WASHINGTON -- FBI Director Robert Mueller defended the bureau Tuesday under sharp, wide-ranging questioning from lawmakers that included the bureau's effort to access columnist Jack Anderson's files and problems with informants.

Sen. Charles Grassley, R-Iowa, who often spars with Mueller at congressional hearings, said FBI agents tried to get permission to look at Anderson's voluminous files by "tricking" his widow, Olivia, into signing a consent form that she didn't understand.


FBI Director Robert Mueller testifies on Capitol Hill, Tuesday, May 2, 2006 before the Senate Judiciary Committee hearing on FBI oversight. (AP Photo/Dennis Cook)
FBI Director Robert Mueller testifies on Capitol Hill, Tuesday, May 2, 2006 before the Senate Judiciary Committee hearing on FBI oversight. (AP Photo/Dennis Cook) (Dennis Cook - AP)

"They did this by returning to speak with Mrs. Anderson alone after her son, who is also her attorney, made it clear that any permission to take documents would have to be discussed with the entire family," Grassley said at a Senate Judiciary Committee hearing.

Mueller said the agents were doing their job in pursuing access to Anderson's papers, but did not specifically answer Grassley's claim. "I would have to go back and find out more facts," Mueller said.

Olivia Anderson told The Associated Press that she thought she was allowing the FBI to examine a limited number of files from the 1970s, not broad access to the nearly 200 boxes of her husband's papers.

Anderson, 79, said she met with FBI agent Leslie Martell twice and, indulging her passion for genealogy, determined that they could be distant cousins because they trace their families to the same vicinity of West Virginia.

"She didn't ask me to sign anything the first time. Maybe that's because I claimed her as a cousin," Anderson said.

Martell called a few days later to set up a second meeting at Anderson's home in Bethesda, Md., and said she had a form she wanted Anderson to sign.

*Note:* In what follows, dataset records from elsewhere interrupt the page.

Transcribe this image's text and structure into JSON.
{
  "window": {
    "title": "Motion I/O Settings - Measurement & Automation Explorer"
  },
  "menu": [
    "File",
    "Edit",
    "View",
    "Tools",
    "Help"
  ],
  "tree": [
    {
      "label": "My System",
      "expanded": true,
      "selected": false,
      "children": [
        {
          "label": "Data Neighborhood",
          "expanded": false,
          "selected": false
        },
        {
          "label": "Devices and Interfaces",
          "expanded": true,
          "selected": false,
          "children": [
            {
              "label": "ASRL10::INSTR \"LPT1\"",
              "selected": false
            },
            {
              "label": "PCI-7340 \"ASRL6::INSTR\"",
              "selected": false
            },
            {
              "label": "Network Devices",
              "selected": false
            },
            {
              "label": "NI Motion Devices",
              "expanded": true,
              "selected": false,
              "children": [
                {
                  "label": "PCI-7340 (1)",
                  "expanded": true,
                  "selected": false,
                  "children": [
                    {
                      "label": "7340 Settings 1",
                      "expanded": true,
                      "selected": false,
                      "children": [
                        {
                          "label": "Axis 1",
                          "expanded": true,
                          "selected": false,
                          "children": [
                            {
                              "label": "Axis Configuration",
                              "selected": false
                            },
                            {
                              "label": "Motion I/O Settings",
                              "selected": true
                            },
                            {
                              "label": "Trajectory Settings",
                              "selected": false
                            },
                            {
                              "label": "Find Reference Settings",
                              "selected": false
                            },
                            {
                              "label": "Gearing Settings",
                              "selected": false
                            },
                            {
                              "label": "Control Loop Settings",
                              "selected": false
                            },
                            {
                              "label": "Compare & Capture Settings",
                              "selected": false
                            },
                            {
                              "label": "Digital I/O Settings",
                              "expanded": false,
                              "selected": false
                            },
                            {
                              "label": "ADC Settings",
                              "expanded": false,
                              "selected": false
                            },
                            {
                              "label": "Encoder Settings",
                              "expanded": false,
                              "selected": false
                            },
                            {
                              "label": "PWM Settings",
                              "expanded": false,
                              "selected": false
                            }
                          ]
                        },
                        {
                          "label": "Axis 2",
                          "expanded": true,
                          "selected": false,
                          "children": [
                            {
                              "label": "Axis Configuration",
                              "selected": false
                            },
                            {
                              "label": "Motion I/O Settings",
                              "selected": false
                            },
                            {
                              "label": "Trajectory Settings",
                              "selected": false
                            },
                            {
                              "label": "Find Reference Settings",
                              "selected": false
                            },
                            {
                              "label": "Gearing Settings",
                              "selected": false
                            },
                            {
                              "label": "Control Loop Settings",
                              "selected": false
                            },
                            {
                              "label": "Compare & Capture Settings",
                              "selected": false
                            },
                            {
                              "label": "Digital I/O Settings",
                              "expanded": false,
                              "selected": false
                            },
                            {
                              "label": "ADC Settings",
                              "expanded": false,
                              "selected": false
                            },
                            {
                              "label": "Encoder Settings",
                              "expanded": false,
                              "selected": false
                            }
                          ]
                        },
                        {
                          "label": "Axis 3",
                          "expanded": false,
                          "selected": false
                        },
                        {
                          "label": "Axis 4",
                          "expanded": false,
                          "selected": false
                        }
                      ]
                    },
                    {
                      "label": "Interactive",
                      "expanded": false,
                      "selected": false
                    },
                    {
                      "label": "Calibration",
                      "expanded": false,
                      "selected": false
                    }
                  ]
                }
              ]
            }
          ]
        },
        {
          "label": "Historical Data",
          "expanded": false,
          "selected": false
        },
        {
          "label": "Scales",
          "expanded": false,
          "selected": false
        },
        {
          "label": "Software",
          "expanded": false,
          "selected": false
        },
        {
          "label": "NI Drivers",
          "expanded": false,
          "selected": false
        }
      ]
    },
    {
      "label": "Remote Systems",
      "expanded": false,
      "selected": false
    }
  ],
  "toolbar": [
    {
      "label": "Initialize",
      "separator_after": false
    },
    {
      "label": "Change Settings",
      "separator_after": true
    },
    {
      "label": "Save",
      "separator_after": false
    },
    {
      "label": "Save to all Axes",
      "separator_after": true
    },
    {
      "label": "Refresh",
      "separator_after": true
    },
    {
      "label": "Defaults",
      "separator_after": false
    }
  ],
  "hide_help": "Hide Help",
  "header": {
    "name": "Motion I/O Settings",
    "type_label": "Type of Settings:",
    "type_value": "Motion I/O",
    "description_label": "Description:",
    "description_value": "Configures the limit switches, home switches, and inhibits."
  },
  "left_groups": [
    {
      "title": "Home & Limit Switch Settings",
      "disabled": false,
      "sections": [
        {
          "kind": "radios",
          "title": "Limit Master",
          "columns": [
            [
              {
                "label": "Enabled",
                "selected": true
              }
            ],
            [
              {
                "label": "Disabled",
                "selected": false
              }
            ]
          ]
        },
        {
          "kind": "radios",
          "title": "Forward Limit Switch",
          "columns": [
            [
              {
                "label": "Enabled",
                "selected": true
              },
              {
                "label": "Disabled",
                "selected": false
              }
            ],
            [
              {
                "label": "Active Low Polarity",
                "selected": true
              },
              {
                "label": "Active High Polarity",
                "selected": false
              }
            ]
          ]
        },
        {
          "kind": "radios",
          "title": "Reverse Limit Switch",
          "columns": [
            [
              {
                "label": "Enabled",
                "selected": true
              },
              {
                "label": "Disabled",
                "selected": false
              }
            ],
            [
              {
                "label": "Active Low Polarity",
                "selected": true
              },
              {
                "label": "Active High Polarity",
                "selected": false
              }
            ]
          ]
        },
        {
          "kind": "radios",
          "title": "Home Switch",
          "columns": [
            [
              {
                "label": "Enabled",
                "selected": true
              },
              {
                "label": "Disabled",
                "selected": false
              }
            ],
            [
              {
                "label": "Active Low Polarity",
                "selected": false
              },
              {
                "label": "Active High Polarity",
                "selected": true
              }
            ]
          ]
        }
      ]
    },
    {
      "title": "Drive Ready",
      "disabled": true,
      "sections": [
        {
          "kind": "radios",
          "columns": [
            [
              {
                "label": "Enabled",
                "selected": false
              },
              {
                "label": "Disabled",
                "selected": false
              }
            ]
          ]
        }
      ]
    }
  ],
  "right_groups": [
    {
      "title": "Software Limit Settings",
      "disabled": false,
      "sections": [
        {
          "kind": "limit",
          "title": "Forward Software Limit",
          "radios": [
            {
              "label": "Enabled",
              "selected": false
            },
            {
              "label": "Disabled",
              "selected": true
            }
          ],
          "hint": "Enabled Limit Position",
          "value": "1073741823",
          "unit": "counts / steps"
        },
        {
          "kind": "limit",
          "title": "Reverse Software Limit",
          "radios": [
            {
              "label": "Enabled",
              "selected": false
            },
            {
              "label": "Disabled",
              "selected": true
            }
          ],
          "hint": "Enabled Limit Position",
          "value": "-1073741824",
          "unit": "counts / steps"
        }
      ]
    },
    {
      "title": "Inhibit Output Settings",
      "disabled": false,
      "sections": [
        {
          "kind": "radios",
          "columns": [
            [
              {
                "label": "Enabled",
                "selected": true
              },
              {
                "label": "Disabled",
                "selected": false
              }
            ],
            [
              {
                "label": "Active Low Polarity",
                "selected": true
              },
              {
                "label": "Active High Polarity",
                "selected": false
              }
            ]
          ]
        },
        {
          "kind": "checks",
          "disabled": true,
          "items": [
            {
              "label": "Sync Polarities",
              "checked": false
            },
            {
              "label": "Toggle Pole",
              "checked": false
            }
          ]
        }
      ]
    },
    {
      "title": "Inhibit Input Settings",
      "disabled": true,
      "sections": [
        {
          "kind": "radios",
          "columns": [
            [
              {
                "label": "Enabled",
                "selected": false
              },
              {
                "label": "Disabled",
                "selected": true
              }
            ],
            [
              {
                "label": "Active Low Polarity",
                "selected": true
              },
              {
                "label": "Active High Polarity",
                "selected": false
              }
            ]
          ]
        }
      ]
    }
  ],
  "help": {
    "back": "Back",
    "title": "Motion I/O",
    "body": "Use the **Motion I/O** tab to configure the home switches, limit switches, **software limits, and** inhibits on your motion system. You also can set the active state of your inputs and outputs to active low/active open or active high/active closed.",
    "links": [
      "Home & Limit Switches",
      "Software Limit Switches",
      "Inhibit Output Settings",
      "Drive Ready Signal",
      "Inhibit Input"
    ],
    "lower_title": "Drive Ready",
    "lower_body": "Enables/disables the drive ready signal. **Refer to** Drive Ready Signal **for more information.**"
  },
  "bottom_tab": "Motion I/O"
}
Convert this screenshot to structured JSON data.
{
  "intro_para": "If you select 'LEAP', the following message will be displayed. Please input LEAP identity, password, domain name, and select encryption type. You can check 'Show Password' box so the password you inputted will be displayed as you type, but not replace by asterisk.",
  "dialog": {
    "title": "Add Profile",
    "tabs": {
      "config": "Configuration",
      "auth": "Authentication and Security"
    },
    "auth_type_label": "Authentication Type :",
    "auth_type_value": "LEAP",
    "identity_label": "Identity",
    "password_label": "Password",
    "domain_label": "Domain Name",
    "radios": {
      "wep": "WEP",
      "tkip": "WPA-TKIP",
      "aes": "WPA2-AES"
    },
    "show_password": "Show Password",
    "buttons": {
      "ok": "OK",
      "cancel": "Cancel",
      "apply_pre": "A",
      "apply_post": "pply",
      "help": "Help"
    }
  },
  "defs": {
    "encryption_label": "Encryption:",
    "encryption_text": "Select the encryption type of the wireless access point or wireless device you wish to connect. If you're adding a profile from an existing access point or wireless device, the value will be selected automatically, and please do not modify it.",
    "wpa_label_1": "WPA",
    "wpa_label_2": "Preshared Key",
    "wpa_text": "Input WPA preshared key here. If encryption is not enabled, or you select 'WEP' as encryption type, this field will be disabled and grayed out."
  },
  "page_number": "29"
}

"I don't feel like she was up front because she didn't say what they wanted to do," Anderson said. "They wanted to take all the papers, look at all the files."

FBI spokeswoman Debra Weierman said Martell never misrepresented herself and treated Anderson respectfully during both meetings.

But Kevin Anderson, a Salt Lake City lawyer, said Martell never should have asked his mother to sign the form because he had made clear to the agent that he was representing his mother.

"It's an issue of inappropriate behavior by the FBI," Anderson said, adding that the bureau has given several reasons for why it wants access to his father's papers.